Confessions of a Liturgical Failure

Liturgical Living

So, I failed Lent.  Again.  I know that Lent isn’t really something you can fail.  I know the intentions of Lent are for personal reflection, humility, and prayer.  And I know that I failed.

My goals for Lent were pretty simple, or so I thought.  I have gone all out before and then that causes pressure and problems because you spend so much time on the things that you forget what it is really supposed to be about.  I’ve done it that way before so I have tried to keep it super simple in the last couple of years.  And I have failed.

My goals this year were to spend some time each day or as often as I could in reflective prayer, read 2 chapters a day of a gospel, and family readings from Thomas Merton’s Lent & Easter Wisdom.  There were a few other things, but these were the main focus.

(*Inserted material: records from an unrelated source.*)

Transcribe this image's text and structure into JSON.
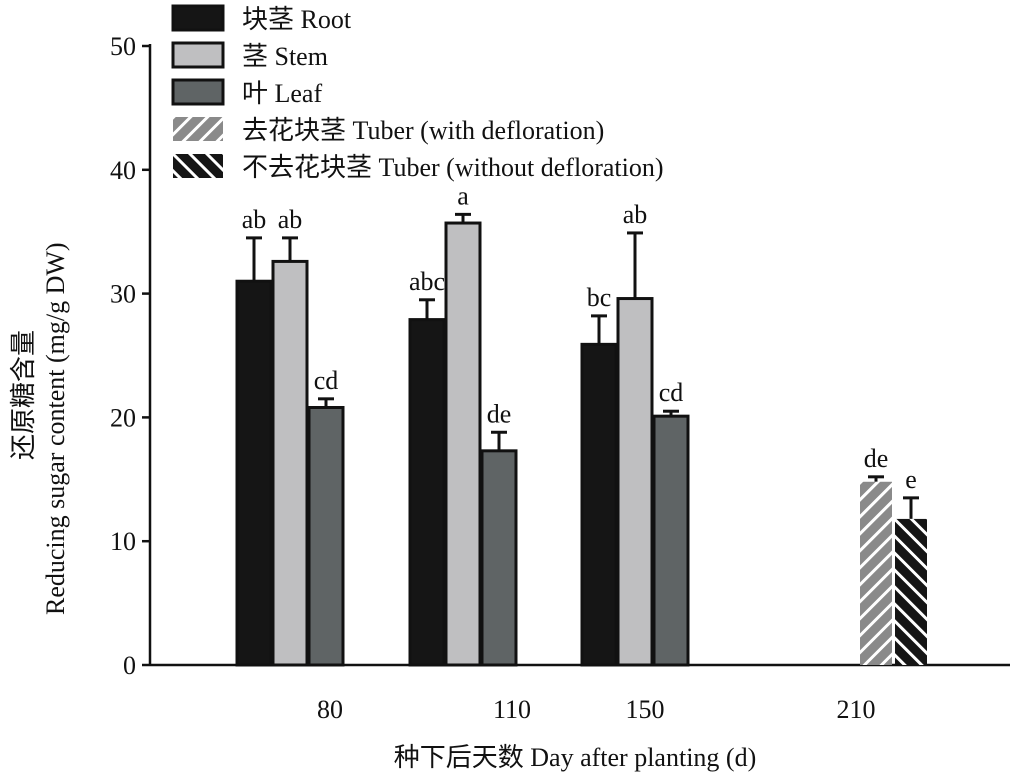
{
  "chart_data": {
    "type": "bar",
    "xlabel": "种下后天数 Day after planting (d)",
    "ylabel_line1": "还原糖含量",
    "ylabel_line2": "Reducing sugar content (mg/g DW)",
    "ylim": [
      0,
      50
    ],
    "yticks": [
      "0",
      "10",
      "20",
      "30",
      "40",
      "50"
    ],
    "categories": [
      "80",
      "110",
      "150",
      "210"
    ],
    "legend_position": "top-left",
    "series": [
      {
        "name": "块茎 Root",
        "color": "#151515",
        "pattern": "solid",
        "values": [
          31.0,
          27.9,
          25.9,
          null
        ],
        "errors": [
          3.5,
          1.6,
          2.3,
          null
        ],
        "labels": [
          "ab",
          "abc",
          "bc",
          null
        ]
      },
      {
        "name": "茎 Stem",
        "color": "#bfbfc1",
        "pattern": "solid",
        "values": [
          32.6,
          35.7,
          29.6,
          null
        ],
        "errors": [
          1.9,
          0.7,
          5.3,
          null
        ],
        "labels": [
          "ab",
          "a",
          "ab",
          null
        ]
      },
      {
        "name": "叶 Leaf",
        "color": "#5f6465",
        "pattern": "solid",
        "values": [
          20.8,
          17.3,
          20.1,
          null
        ],
        "errors": [
          0.7,
          1.5,
          0.4,
          null
        ],
        "labels": [
          "cd",
          "de",
          "cd",
          null
        ]
      },
      {
        "name": "去花块茎 Tuber (with defloration)",
        "color": "#8a8a8a",
        "pattern": "hatch-forward",
        "values": [
          null,
          null,
          null,
          14.8
        ],
        "errors": [
          null,
          null,
          null,
          0.4
        ],
        "labels": [
          null,
          null,
          null,
          "de"
        ]
      },
      {
        "name": "不去花块茎 Tuber (without defloration)",
        "color": "#151515",
        "pattern": "hatch-back",
        "values": [
          null,
          null,
          null,
          11.8
        ],
        "errors": [
          null,
          null,
          null,
          1.7
        ],
        "labels": [
          null,
          null,
          null,
          "e"
        ]
      }
    ]
  }
}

I did well on the reflective prayer for a week or so.  I used the time that I commuted to work to just sit in silence and listen to whatever God had to tell me.  More often than not, I got distracted.  When I wasn’t distracted, our current one-car-family status and the fact that Nathan often had to drive me to work precluded the practice.

I slipped up on the family readings.  Our lives just haven’t been conducive to this kind of regularity and I didn’t plan and wasn’t intentional.

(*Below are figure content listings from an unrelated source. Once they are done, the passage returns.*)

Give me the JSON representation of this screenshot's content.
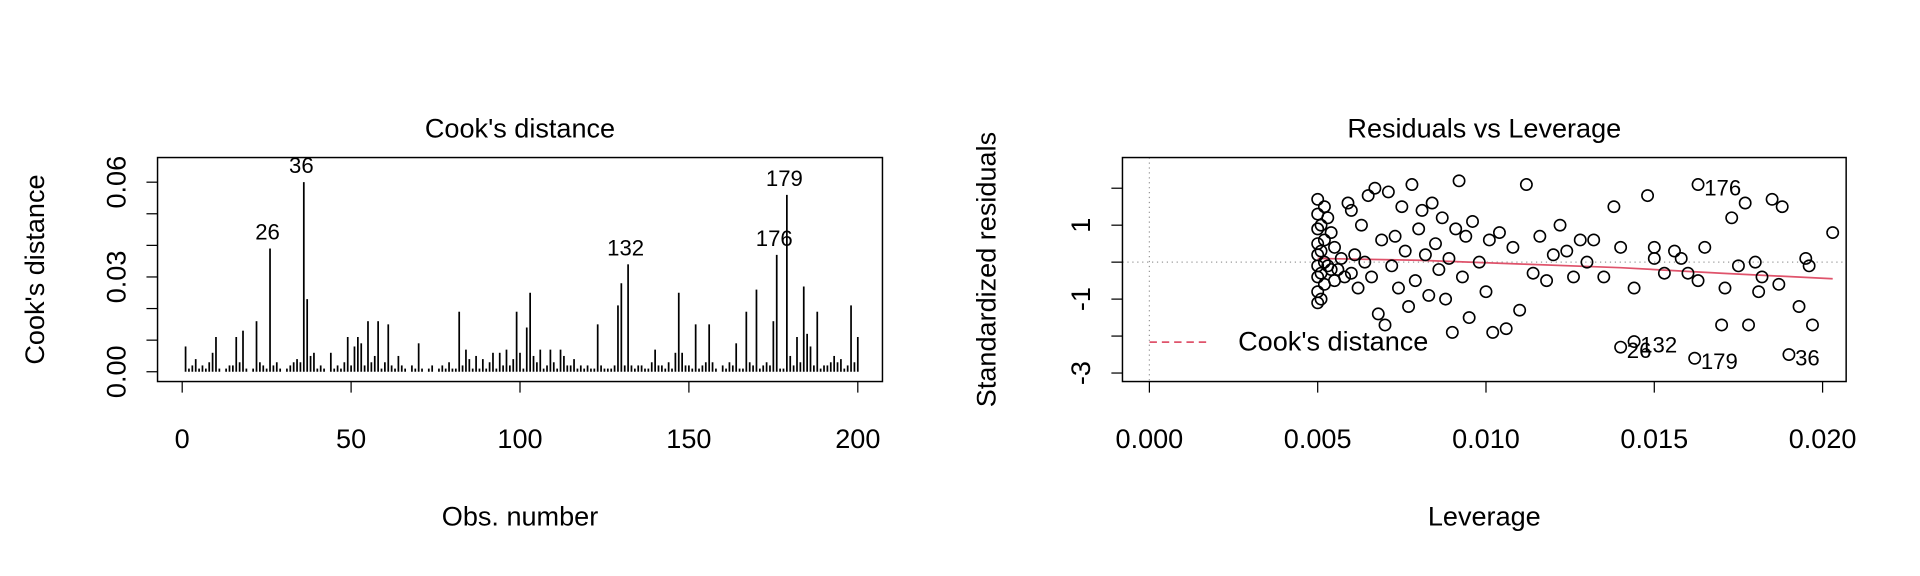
{
  "chart_data": [
    {
      "type": "needle",
      "title": "Cook's distance",
      "xlabel": "Obs. number",
      "ylabel": "Cook's distance",
      "color": "#000000",
      "x": [
        1,
        2,
        3,
        4,
        5,
        6,
        7,
        8,
        9,
        10,
        11,
        12,
        13,
        14,
        15,
        16,
        17,
        18,
        19,
        20,
        21,
        22,
        23,
        24,
        25,
        26,
        27,
        28,
        29,
        30,
        31,
        32,
        33,
        34,
        35,
        36,
        37,
        38,
        39,
        40,
        41,
        42,
        43,
        44,
        45,
        46,
        47,
        48,
        49,
        50,
        51,
        52,
        53,
        54,
        55,
        56,
        57,
        58,
        59,
        60,
        61,
        62,
        63,
        64,
        65,
        66,
        67,
        68,
        69,
        70,
        71,
        72,
        73,
        74,
        75,
        76,
        77,
        78,
        79,
        80,
        81,
        82,
        83,
        84,
        85,
        86,
        87,
        88,
        89,
        90,
        91,
        92,
        93,
        94,
        95,
        96,
        97,
        98,
        99,
        100,
        101,
        102,
        103,
        104,
        105,
        106,
        107,
        108,
        109,
        110,
        111,
        112,
        113,
        114,
        115,
        116,
        117,
        118,
        119,
        120,
        121,
        122,
        123,
        124,
        125,
        126,
        127,
        128,
        129,
        130,
        131,
        132,
        133,
        134,
        135,
        136,
        137,
        138,
        139,
        140,
        141,
        142,
        143,
        144,
        145,
        146,
        147,
        148,
        149,
        150,
        151,
        152,
        153,
        154,
        155,
        156,
        157,
        158,
        159,
        160,
        161,
        162,
        163,
        164,
        165,
        166,
        167,
        168,
        169,
        170,
        171,
        172,
        173,
        174,
        175,
        176,
        177,
        178,
        179,
        180,
        181,
        182,
        183,
        184,
        185,
        186,
        187,
        188,
        189,
        190,
        191,
        192,
        193,
        194,
        195,
        196,
        197,
        198,
        199,
        200
      ],
      "values": [
        0.008,
        0.001,
        0.002,
        0.004,
        0.001,
        0.002,
        0.001,
        0.003,
        0.006,
        0.011,
        0.001,
        0.0,
        0.001,
        0.002,
        0.002,
        0.011,
        0.003,
        0.013,
        0.001,
        0.0,
        0.001,
        0.016,
        0.003,
        0.002,
        0.001,
        0.039,
        0.002,
        0.003,
        0.001,
        0.0,
        0.001,
        0.002,
        0.003,
        0.004,
        0.003,
        0.06,
        0.023,
        0.005,
        0.006,
        0.001,
        0.002,
        0.001,
        0.0,
        0.006,
        0.001,
        0.002,
        0.001,
        0.003,
        0.011,
        0.002,
        0.008,
        0.011,
        0.009,
        0.002,
        0.016,
        0.003,
        0.005,
        0.016,
        0.001,
        0.003,
        0.015,
        0.002,
        0.001,
        0.005,
        0.002,
        0.001,
        0.0,
        0.002,
        0.001,
        0.009,
        0.001,
        0.0,
        0.001,
        0.002,
        0.0,
        0.001,
        0.002,
        0.001,
        0.003,
        0.001,
        0.001,
        0.019,
        0.002,
        0.007,
        0.004,
        0.001,
        0.005,
        0.001,
        0.004,
        0.001,
        0.003,
        0.006,
        0.001,
        0.006,
        0.002,
        0.007,
        0.002,
        0.004,
        0.019,
        0.006,
        0.001,
        0.014,
        0.025,
        0.005,
        0.003,
        0.007,
        0.001,
        0.002,
        0.007,
        0.003,
        0.001,
        0.007,
        0.005,
        0.002,
        0.002,
        0.004,
        0.001,
        0.002,
        0.001,
        0.002,
        0.001,
        0.001,
        0.015,
        0.002,
        0.001,
        0.001,
        0.001,
        0.002,
        0.021,
        0.028,
        0.002,
        0.034,
        0.002,
        0.001,
        0.002,
        0.002,
        0.001,
        0.001,
        0.003,
        0.007,
        0.002,
        0.002,
        0.001,
        0.003,
        0.001,
        0.006,
        0.025,
        0.006,
        0.002,
        0.002,
        0.001,
        0.015,
        0.001,
        0.002,
        0.003,
        0.015,
        0.003,
        0.001,
        0.0,
        0.002,
        0.001,
        0.003,
        0.002,
        0.009,
        0.001,
        0.001,
        0.019,
        0.003,
        0.002,
        0.026,
        0.001,
        0.002,
        0.003,
        0.002,
        0.016,
        0.037,
        0.001,
        0.001,
        0.056,
        0.005,
        0.002,
        0.011,
        0.003,
        0.027,
        0.012,
        0.008,
        0.002,
        0.019,
        0.001,
        0.002,
        0.002,
        0.003,
        0.005,
        0.003,
        0.004,
        0.001,
        0.002,
        0.021,
        0.003,
        0.011
      ],
      "labeled_obs": [
        26,
        36,
        132,
        176,
        179
      ],
      "xlim": [
        -7.3,
        207.3
      ],
      "xticks": [
        0,
        50,
        100,
        150,
        200
      ],
      "ylim": [
        -0.0031,
        0.0678
      ],
      "yticks": [
        {
          "value": 0,
          "label": "0.00"
        },
        {
          "value": 0.01,
          "label": null
        },
        {
          "value": 0.02,
          "label": null
        },
        {
          "value": 0.03,
          "label": "0.03"
        },
        {
          "value": 0.04,
          "label": null
        },
        {
          "value": 0.05,
          "label": null
        },
        {
          "value": 0.06,
          "label": "0.06"
        }
      ]
    },
    {
      "type": "scatter",
      "title": "Residuals vs Leverage",
      "xlabel": "Leverage",
      "ylabel": "Standardized residuals",
      "color": "#000000",
      "x": [
        0.005,
        0.005,
        0.005,
        0.005,
        0.005,
        0.005,
        0.005,
        0.005,
        0.005,
        0.0051,
        0.0051,
        0.0051,
        0.0051,
        0.0052,
        0.0052,
        0.0052,
        0.0052,
        0.0053,
        0.0053,
        0.0054,
        0.0054,
        0.0055,
        0.0055,
        0.0056,
        0.0057,
        0.0058,
        0.0059,
        0.006,
        0.006,
        0.0061,
        0.0062,
        0.0063,
        0.0064,
        0.0065,
        0.0066,
        0.0067,
        0.0068,
        0.0069,
        0.007,
        0.0071,
        0.0072,
        0.0073,
        0.0074,
        0.0075,
        0.0076,
        0.0077,
        0.0078,
        0.0079,
        0.008,
        0.0081,
        0.0082,
        0.0083,
        0.0084,
        0.0085,
        0.0086,
        0.0087,
        0.0088,
        0.0089,
        0.009,
        0.0091,
        0.0092,
        0.0093,
        0.0094,
        0.0095,
        0.0096,
        0.0098,
        0.01,
        0.0101,
        0.0102,
        0.0104,
        0.0106,
        0.0108,
        0.011,
        0.0112,
        0.0114,
        0.0116,
        0.0118,
        0.012,
        0.0122,
        0.0124,
        0.0126,
        0.0128,
        0.013,
        0.0132,
        0.0135,
        0.0138,
        0.014,
        0.0144,
        0.0148,
        0.015,
        0.015,
        0.0153,
        0.0156,
        0.0158,
        0.016,
        0.0163,
        0.0165,
        0.017,
        0.0171,
        0.0173,
        0.0175,
        0.0177,
        0.0178,
        0.018,
        0.0181,
        0.0182,
        0.0185,
        0.0187,
        0.0188,
        0.0193,
        0.0195,
        0.0197,
        0.0196,
        0.0203,
        0.0163,
        0.014,
        0.0144,
        0.0162,
        0.019
      ],
      "values": [
        1.7,
        1.3,
        0.9,
        0.5,
        0.2,
        -0.1,
        -0.4,
        -0.8,
        -1.1,
        1.0,
        0.3,
        -0.3,
        -1.0,
        1.5,
        0.6,
        0.0,
        -0.6,
        1.2,
        -0.1,
        0.8,
        -0.2,
        0.4,
        -0.5,
        -0.2,
        0.1,
        -0.4,
        1.6,
        1.4,
        -0.3,
        0.2,
        -0.7,
        1.0,
        0.0,
        1.8,
        -0.4,
        2.0,
        -1.4,
        0.6,
        -1.7,
        1.9,
        -0.1,
        0.7,
        -0.7,
        1.5,
        0.3,
        -1.2,
        2.1,
        -0.5,
        0.9,
        1.4,
        0.2,
        -0.9,
        1.6,
        0.5,
        -0.2,
        1.2,
        -1.0,
        0.1,
        -1.9,
        0.9,
        2.2,
        -0.4,
        0.7,
        -1.5,
        1.1,
        0.0,
        -0.8,
        0.6,
        -1.9,
        0.8,
        -1.8,
        0.4,
        -1.3,
        2.1,
        -0.3,
        0.7,
        -0.5,
        0.2,
        1.0,
        0.3,
        -0.4,
        0.6,
        0.0,
        0.6,
        -0.4,
        1.5,
        0.4,
        -0.7,
        1.8,
        0.1,
        0.4,
        -0.3,
        0.3,
        0.1,
        -0.3,
        -0.5,
        0.4,
        -1.7,
        -0.7,
        1.2,
        -0.1,
        1.6,
        -1.7,
        0.0,
        -0.8,
        -0.4,
        1.7,
        -0.6,
        1.5,
        -1.2,
        0.1,
        -1.7,
        -0.1,
        0.8,
        2.1,
        -2.3,
        -2.15,
        -2.6,
        -2.5
      ],
      "point_labels": [
        null,
        null,
        null,
        null,
        null,
        null,
        null,
        null,
        null,
        null,
        null,
        null,
        null,
        null,
        null,
        null,
        null,
        null,
        null,
        null,
        null,
        null,
        null,
        null,
        null,
        null,
        null,
        null,
        null,
        null,
        null,
        null,
        null,
        null,
        null,
        null,
        null,
        null,
        null,
        null,
        null,
        null,
        null,
        null,
        null,
        null,
        null,
        null,
        null,
        null,
        null,
        null,
        null,
        null,
        null,
        null,
        null,
        null,
        null,
        null,
        null,
        null,
        null,
        null,
        null,
        null,
        null,
        null,
        null,
        null,
        null,
        null,
        null,
        null,
        null,
        null,
        null,
        null,
        null,
        null,
        null,
        null,
        null,
        null,
        null,
        null,
        null,
        null,
        null,
        null,
        null,
        null,
        null,
        null,
        null,
        null,
        null,
        null,
        null,
        null,
        null,
        null,
        null,
        null,
        null,
        null,
        null,
        null,
        null,
        null,
        null,
        null,
        null,
        null,
        "176",
        "26",
        "132",
        "179",
        "36"
      ],
      "smooth": {
        "color": "#DF536B",
        "x": [
          0.005,
          0.008,
          0.011,
          0.014,
          0.017,
          0.0203
        ],
        "y": [
          0.1,
          0.05,
          -0.05,
          -0.15,
          -0.3,
          -0.45
        ]
      },
      "legend": {
        "label": "Cook's distance",
        "color": "#DF536B",
        "position": "bottomleft"
      },
      "xlim": [
        -0.0008,
        0.0207
      ],
      "xticks": [
        {
          "value": 0,
          "label": "0.000"
        },
        {
          "value": 0.005,
          "label": "0.005"
        },
        {
          "value": 0.01,
          "label": "0.010"
        },
        {
          "value": 0.015,
          "label": "0.015"
        },
        {
          "value": 0.02,
          "label": "0.020"
        }
      ],
      "ylim": [
        -3.23,
        2.83
      ],
      "yticks": [
        -3,
        {
          "value": -2,
          "label": null
        },
        -1,
        {
          "value": 0,
          "label": null
        },
        1,
        {
          "value": 2,
          "label": null
        }
      ]
    }
  ]
}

Reading the gospels was probably the one I was most successful with, but that was marginal, too.  I did make it all the way through Luke and Mark and over halfway through Matthew.  There were a few days where the reading was just something to do because I knew I was supposed to.  However, there were many days where I was thoroughly blessed from the day’s reading.

So, since Lent for me was such a spectacular failure, what did I learn?  Well, a lot of grace.  I learned that I need to be okay with failing something.  Not that I never fail, but, man, I am NOT good at it.  At all.  I tend to beat myself up repeatedly.  But not this year.  I failed.  I did not accomplish the goals that I set out, but that’s okay.  I’ll move on and try to do better from here on out.

I also learned perseverance.  After almost two weeks without doing our Merton reading, I still picked up the book and read a couple days’ worth.  Then tried to make it through the Holy Week readings.  Neither one caught, but I didn’t give up until the end, even though I still failed.  But that’s okay because now we can use the Merton book next year and I can save a little money.

Because I will still work toward observing Lent again next year.  I may have failed a bit this year, but that doesn’t mean that I’ll just throw up my hands and relent.  No, I will keep going.  I will continue to try to observe spiritual disciplines and to observe the Liturgical Calendar where I can.

What about you?  Did you do anything special for Lent or Eastertide?  Are you a #liturgicalfailure just like me?  Let me know!


3 thoughts on “Confessions of a Liturgical Failure”

  1. just read last night in “What Women Fear” by Angie Smith that failure in God’s eyes doesn’t look the same as failure to us. I’d bet He considers your perseverance a success.